JAKARTA, KOMPAS.com - Orangtua murid yang protes dalam konferensi pers Kepala Dinas Pendidikan (Disdik) DKI Jakarta di Kantor Disdik DKI Jakarta, Kuningan, Jakarta Selatan, pada Jumat (16/6/2020) kemarin memberikan penjelasan.
Orangtua yang diketahui bernama Hotmar Sinaga ini protes di hadapan Kadisdik DKI Jakarta Nahdiana dan jajarannya terkait Penerimaan Peserta Didik Baru (PPDB) tahun ajaran 2020/2021.
Ia menilai, jalur zonasi pada PPDB mementingkan siswa berusia tua, bukan memperhitungkan jarak tempat tinggal siswa dengan sekolah.
Baca juga: Ganjar Curhat soal PPDB Jateng: Kami Dibombardir Habis-habisan
Hotmar mengaku spontan berteriak saat konferensi pers berlangsung karena merasa pernyataan kadisdik tidak sesuai dengan kenyataan di lapangan.
"Sudah orangtua murid yang coba mendaftar masuk SMA. Tadi waktu saya spontan teriak yang membuat saya tidak tahan ketika saya dengar omongan seleksinya jarak sementara realnya itu usia itu yang membuat saya enggak tahan," kata Hotmar kepada wartawan seperti yang dikutip melalui siaran Kompas TV.
Pria yang mengenakan kaus hitam berkerah dan masker abu-abu ini mengatakan, anaknya yang berusia 14 tahun gagal masuk ke SMA karena terlalu muda.
Ia pun memohon maaf bila dianggap menimbulkan keributan.
"Saya mohon maaf kalau membuat situasi jadi seperti gaduh. Saya emosi saya akui. Mungkin media juga melihat ya, kalau dari saya sangat sadar dari sisi etika itu tidak baik. Tapi saya tahu saya merasa itulah kesempatan saya untuk ngomong jadi mohon maaf," kata dia.
Berdasarkan keputusan Kepala Dinas Pendidikan DKI Jakarta Nomor 501 Tahun 2020 tentang Petunjuk Teknis PPDB, seleksi jalur zonasi diurutkan berdasarkan usia tertua ke usia termuda, urutan pilihan sekolah, dan waktu mendaftar.
Baca juga: Wali Kota Tangeran Akui PPDB 2020/2021 Banyak Kendala
Sementara itu, Kadisdik Nahdiana mengatakan bahwa PPDB jalur zonasi sesuai Peraturan Menteri Pendidikan dan Kebudayaan (Permendikbud) Nomor 44 Tahun 2019 tentang PPDB.
Jalur zonasi ditetapkan berdasarkan kelurahan, bukan jarak rumah calon siswa ke sekolah.
Alasan dia, Jakarta memiliki demografi yang unik, mulai dari tingkat kepadatan penduduk yang berbeda tiap kelurahan, sebaran sekolah tak merata, hingga banyak hunian vertikal di Ibu Kota.
"Penetapan zonasi berbasis kelurahan dan irisan kelurahan dengan mempertimbangkan keunikan demografi Kota Jakarta," kata Nahdiana.

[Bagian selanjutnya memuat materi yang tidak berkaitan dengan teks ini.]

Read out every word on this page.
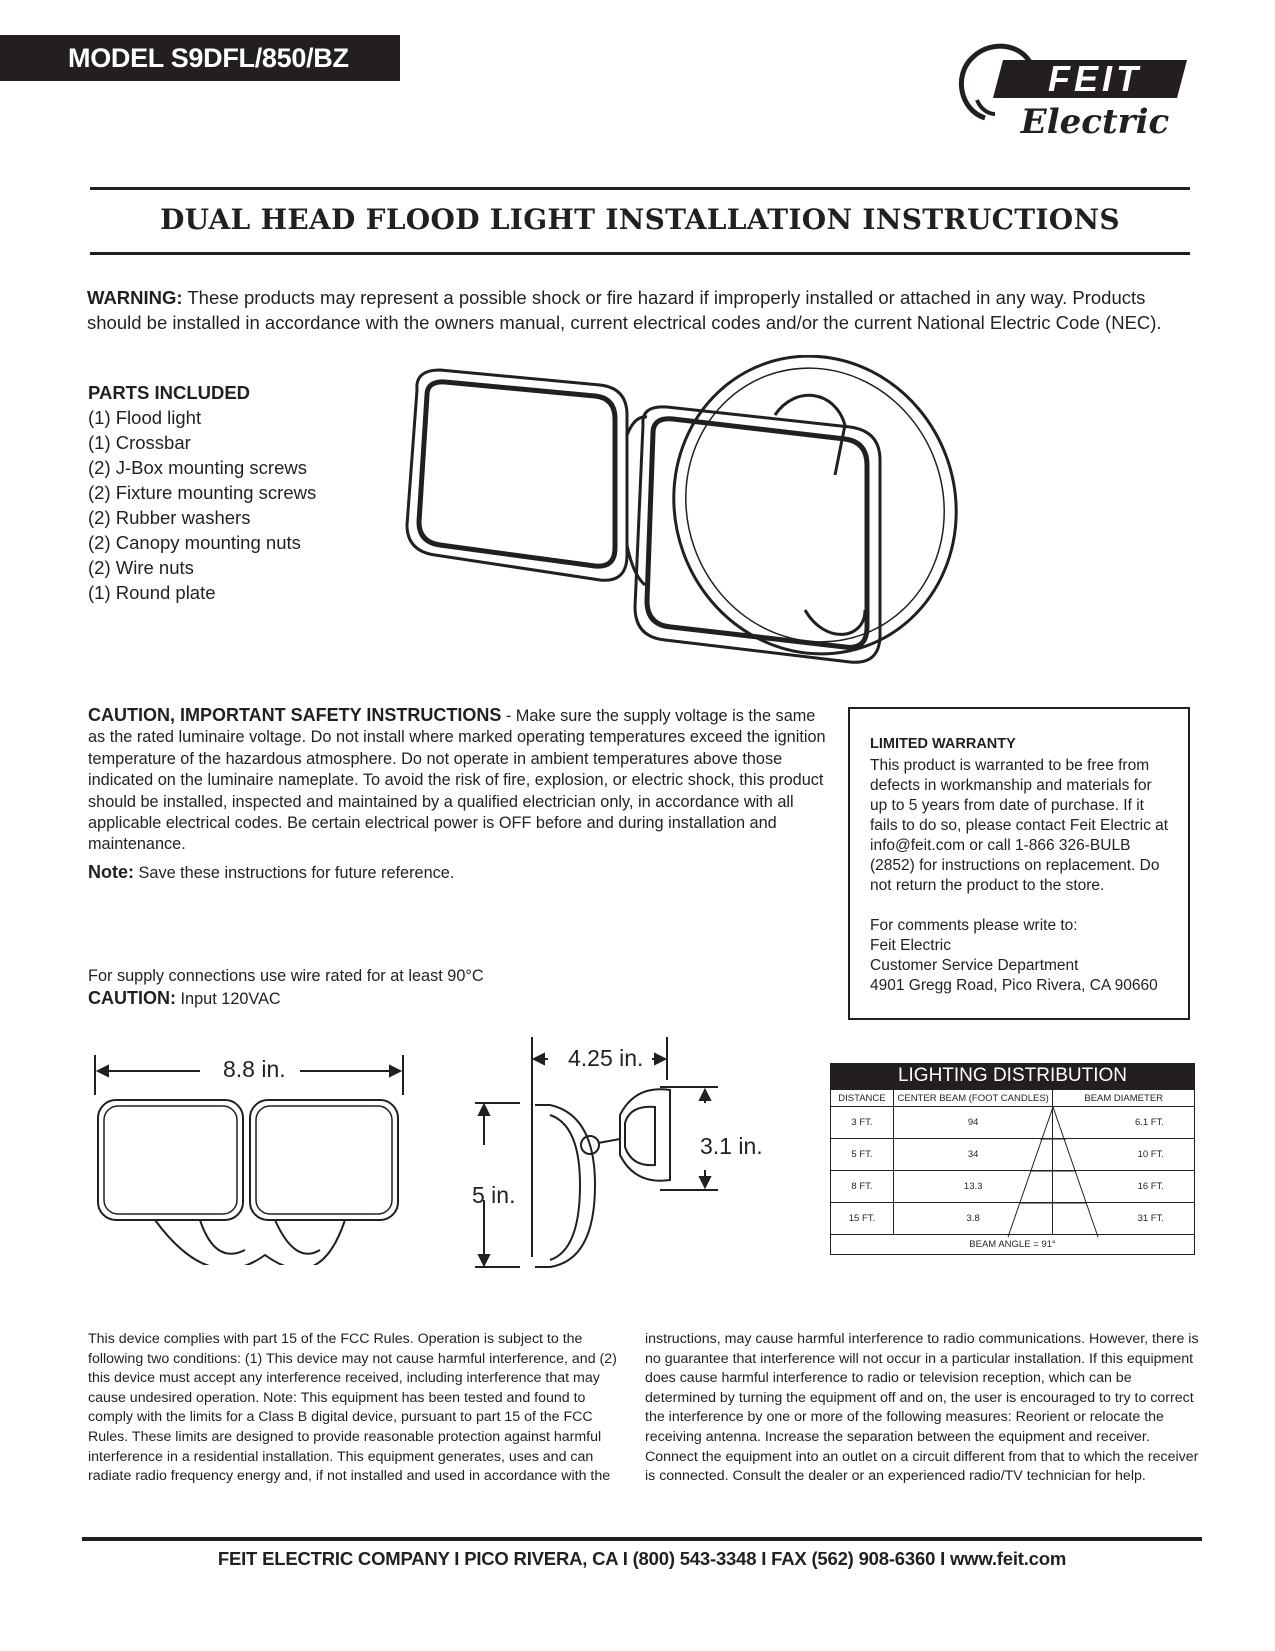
MODEL S9DFL/850/BZ	FEIT
Electric
DUAL HEAD FLOOD LIGHT INSTALLATION INSTRUCTIONS

WARNING: These products may represent a possible shock or fire hazard if improperly installed or attached in any way. Products should be installed in accordance with the owners manual, current electrical codes and/or the current National Electric Code (NEC).

PARTS INCLUDED
(1) Flood light
(1) Crossbar
(2) J-Box mounting screws
(2) Fixture mounting screws
(2) Rubber washers
(2) Canopy mounting nuts
(2) Wire nuts
(1) Round plate

CAUTION, IMPORTANT SAFETY INSTRUCTIONS - Make sure the supply voltage is the same as the rated luminaire voltage. Do not install where marked operating temperatures exceed the ignition temperature of the hazardous atmosphere. Do not operate in ambient temperatures above those indicated on the luminaire nameplate. To avoid the risk of fire, explosion, or electric shock, this product should be installed, inspected and maintained by a qualified electrician only, in accordance with all applicable electrical codes. Be certain electrical power is OFF before and during installation and maintenance.

Note: Save these instructions for future reference.

LIMITED WARRANTY

This product is warranted to be free from defects in workmanship and materials for up to 5 years from date of purchase. If it fails to do so, please contact Feit Electric at info@feit.com or call 1-866 326-BULB (2852) for instructions on replacement. Do not return the product to the store.

For comments please write to:
Feit Electric
Customer Service Department
4901 Gregg Road, Pico Rivera, CA 90660
For supply connections use wire rated for at least 90°C
CAUTION: Input 120VAC
8.8 in.	4.25 in.
5 in.
3.1 in.
LIGHTING DISTRIBUTION
DISTANCE	CENTER BEAM (FOOT CANDLES)	BEAM DIAMETER
3 FT.	94	6.1 FT.
5 FT.	34	10 FT.
8 FT.	13.3	16 FT.
15 FT.	3.8	31 FT.
BEAM ANGLE = 91°		

This device complies with part 15 of the FCC Rules. Operation is subject to the following two conditions: (1) This device may not cause harmful interference, and (2) this device must accept any interference received, including interference that may cause undesired operation. Note: This equipment has been tested and found to comply with the limits for a Class B digital device, pursuant to part 15 of the FCC Rules. These limits are designed to provide reasonable protection against harmful interference in a residential installation. This equipment generates, uses and can radiate radio frequency energy and, if not installed and used in accordance with the

instructions, may cause harmful interference to radio communications. However, there is no guarantee that interference will not occur in a particular installation. If this equipment does cause harmful interference to radio or television reception, which can be determined by turning the equipment off and on, the user is encouraged to try to correct the interference by one or more of the following measures: Reorient or relocate the receiving antenna. Increase the separation between the equipment and receiver. Connect the equipment into an outlet on a circuit different from that to which the receiver is connected. Consult the dealer or an experienced radio/TV technician for help.

FEIT ELECTRIC COMPANY I PICO RIVERA, CA I (800) 543-3348 I FAX (562) 908-6360 I www.feit.com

Alasan lainnya, banyak pilihan transportasi yang bisa digunakan peserta didik untuk menjangkau sekolah mereka.
"Banyaknya atau tersedianya moda transportasi bagi anak sekolah, ada bus sekolah, transjakarta, dan ada Jak Lingko," ucap Nahdiana.
Baca juga: Protes soal PPDB di Hadapan Kadisdik DKI: Bohong, Enggak Diperhitungkan Jarak Saat Seleksi
Dalam sistem zonasi kelurahan, calon siswa berdomisili lebih jauh dan calon siswa yang domisilinya lebih dekat memiliki peluang yang sama untuk diterima di sekolah tujuan, asalkan keduanya tinggal di kelurahan sesuai zonasi sekolah.
Apabila jumlah pendaftar melebihi daya tampung sekolah, calon siswa akan diseleksi berdasarkan usia lebih tua ke usia lebih muda, bukan lagi jarak tempat tinggal ke sekolah.
Dengan demikian, calon siswa berusia lebih tua yang rumahnya jauh lebih berpeluang lolos seleksi dibandingkan calon siswa berusia lebih muda yang tinggal dekat dengan sekolah.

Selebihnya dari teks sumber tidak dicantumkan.